Problem with WCF-SQL Adapter
- by Paul Petrov
When using WCF receive adapter with SQL binding in Polling mode please be aware of the following problem.
Problem:
At some regular but seemingly random intervals the application stops processing new requests, places a lock on the database and prevent other application from accessing it. Initially it looked like DTC issue, as it was distributed transaction that stalled most of the time.
Symptoms:
Orchestration instances in Dehydrated state, receive location not picking up new messages, exclusive locks on database tables, errors in DTC trace.
Cause:
Microsoft has confirmed that there is a bug in the WCF-SQL adapter. In the receive adapter binding configuration there's receiveTimeout property set to 10 minutes by default. If during this period data is not found in the table the adapter would start new thread and allocate more memory without releasing old resources. Thus if there's no new data in the table for a long time a new thread will be created in the host instance every 10 minutes until it reaches threshold (1000) and then there's no threads left for this host instance and it can't start/complete any tasks. Then this host instance won't be able to do anything. If other artifacts are hosted in the instance they will suffer consequences as well.
Solution:
- Set receiveTimeout to the maximum time 24.20:31:23.6470000.
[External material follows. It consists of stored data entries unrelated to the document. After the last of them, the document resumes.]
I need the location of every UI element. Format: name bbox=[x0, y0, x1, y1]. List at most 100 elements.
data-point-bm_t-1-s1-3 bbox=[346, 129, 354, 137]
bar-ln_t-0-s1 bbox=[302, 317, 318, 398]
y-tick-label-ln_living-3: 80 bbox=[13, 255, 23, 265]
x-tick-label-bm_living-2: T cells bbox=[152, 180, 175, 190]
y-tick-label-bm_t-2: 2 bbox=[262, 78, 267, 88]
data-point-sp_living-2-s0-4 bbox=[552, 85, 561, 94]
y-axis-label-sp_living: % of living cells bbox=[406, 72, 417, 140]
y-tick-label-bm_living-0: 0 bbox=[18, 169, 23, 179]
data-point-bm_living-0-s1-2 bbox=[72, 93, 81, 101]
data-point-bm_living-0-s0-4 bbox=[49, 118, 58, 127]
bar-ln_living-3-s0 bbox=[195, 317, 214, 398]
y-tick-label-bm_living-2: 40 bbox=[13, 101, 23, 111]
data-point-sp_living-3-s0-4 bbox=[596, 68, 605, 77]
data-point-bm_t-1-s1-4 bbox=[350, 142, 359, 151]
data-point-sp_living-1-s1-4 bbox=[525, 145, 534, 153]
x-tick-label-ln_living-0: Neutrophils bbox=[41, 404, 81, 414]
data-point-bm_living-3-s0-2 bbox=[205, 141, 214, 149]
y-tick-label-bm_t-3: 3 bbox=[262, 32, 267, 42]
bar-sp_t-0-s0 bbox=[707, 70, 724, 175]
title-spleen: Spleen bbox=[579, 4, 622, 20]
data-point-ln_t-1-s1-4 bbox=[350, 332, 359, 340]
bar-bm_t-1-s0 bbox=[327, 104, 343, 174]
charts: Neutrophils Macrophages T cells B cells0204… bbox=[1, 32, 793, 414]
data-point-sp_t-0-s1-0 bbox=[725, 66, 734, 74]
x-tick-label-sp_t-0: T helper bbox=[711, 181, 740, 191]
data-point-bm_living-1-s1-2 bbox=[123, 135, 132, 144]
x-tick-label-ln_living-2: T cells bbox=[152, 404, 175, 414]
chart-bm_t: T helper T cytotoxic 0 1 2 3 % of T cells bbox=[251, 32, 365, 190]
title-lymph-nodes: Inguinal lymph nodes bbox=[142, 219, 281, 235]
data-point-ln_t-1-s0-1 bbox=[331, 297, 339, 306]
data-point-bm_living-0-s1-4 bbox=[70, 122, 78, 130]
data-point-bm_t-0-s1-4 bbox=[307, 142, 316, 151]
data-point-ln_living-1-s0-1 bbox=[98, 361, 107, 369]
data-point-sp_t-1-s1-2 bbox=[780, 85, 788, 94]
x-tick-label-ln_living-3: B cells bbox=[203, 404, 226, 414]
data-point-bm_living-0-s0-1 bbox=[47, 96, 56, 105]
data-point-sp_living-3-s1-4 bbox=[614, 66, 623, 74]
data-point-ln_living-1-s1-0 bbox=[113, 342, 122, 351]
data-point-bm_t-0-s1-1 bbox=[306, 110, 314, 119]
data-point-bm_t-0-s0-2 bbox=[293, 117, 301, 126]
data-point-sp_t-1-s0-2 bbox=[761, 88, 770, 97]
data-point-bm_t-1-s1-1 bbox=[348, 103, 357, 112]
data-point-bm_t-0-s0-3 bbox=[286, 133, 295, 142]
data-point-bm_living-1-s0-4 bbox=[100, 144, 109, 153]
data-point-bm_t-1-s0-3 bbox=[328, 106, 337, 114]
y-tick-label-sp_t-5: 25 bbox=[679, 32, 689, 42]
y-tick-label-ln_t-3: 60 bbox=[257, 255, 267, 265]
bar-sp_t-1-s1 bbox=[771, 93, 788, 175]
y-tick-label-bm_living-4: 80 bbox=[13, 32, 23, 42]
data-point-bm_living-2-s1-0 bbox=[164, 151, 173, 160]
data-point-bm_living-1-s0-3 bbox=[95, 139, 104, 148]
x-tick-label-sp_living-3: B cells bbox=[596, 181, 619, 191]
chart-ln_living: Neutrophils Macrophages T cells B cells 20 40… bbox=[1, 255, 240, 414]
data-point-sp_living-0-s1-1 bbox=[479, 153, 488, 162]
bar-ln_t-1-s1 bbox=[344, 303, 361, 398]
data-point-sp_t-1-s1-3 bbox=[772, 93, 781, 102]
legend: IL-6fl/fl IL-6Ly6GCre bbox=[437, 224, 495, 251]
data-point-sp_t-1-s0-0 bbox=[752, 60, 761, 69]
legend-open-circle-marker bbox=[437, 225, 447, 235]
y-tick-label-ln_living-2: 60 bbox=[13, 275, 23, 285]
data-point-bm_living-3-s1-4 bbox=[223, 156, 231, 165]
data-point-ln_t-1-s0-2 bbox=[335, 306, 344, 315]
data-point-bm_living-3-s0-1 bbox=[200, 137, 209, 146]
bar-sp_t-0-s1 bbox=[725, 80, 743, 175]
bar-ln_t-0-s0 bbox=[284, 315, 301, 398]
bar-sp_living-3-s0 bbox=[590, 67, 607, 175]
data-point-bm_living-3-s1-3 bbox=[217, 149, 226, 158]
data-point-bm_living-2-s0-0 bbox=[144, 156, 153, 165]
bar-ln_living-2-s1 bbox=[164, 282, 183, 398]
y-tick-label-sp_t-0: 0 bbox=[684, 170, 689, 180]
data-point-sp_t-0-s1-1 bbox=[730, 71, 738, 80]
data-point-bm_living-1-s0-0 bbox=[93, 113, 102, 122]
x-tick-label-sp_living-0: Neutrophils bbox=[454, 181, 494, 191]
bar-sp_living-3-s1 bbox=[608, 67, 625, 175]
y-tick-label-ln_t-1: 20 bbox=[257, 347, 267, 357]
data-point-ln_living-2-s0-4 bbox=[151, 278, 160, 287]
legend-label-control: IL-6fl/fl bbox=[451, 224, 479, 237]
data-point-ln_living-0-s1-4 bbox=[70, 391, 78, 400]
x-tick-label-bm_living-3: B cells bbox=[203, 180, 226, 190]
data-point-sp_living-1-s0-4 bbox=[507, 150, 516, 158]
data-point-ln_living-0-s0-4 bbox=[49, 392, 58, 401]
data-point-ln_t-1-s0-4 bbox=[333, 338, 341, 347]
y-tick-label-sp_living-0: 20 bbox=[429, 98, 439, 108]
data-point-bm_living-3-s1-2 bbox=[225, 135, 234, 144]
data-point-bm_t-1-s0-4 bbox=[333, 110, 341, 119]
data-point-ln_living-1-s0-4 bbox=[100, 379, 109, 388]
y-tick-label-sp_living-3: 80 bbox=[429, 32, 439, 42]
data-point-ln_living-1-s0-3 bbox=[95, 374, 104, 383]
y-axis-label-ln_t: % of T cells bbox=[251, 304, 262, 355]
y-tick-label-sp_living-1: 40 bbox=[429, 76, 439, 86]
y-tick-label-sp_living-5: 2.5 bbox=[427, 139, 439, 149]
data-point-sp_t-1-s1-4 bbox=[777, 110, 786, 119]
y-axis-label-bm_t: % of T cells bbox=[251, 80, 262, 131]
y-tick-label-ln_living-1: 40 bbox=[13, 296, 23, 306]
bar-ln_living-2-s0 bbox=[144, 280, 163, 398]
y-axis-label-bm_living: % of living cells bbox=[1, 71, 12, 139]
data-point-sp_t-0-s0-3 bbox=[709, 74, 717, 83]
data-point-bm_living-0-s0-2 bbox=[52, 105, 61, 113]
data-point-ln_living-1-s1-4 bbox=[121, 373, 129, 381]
- Place WCF-SQL receive locations in separate host to provide its own thread pool and eliminate impact on other processes
- Ensure WCF-SQL dedicated host instances are restarted at interval less or equal to receiveTimeout to flush threads and memory
- Monitor performance counters Process/Thread Count/BTSNTSvc{n} for thread count trend and respond to alert if it grows by restarting host instance
If you use WCF-SQL Adapter in the Notification mode then make sure to remove sqlAdapterInboundTransactionBehavior otherwise this location will exhibit the same issue. In this case though, setting receiveTimeout doesn't help and new thread will be created at default intervals (10 min) ignoring maximum setting.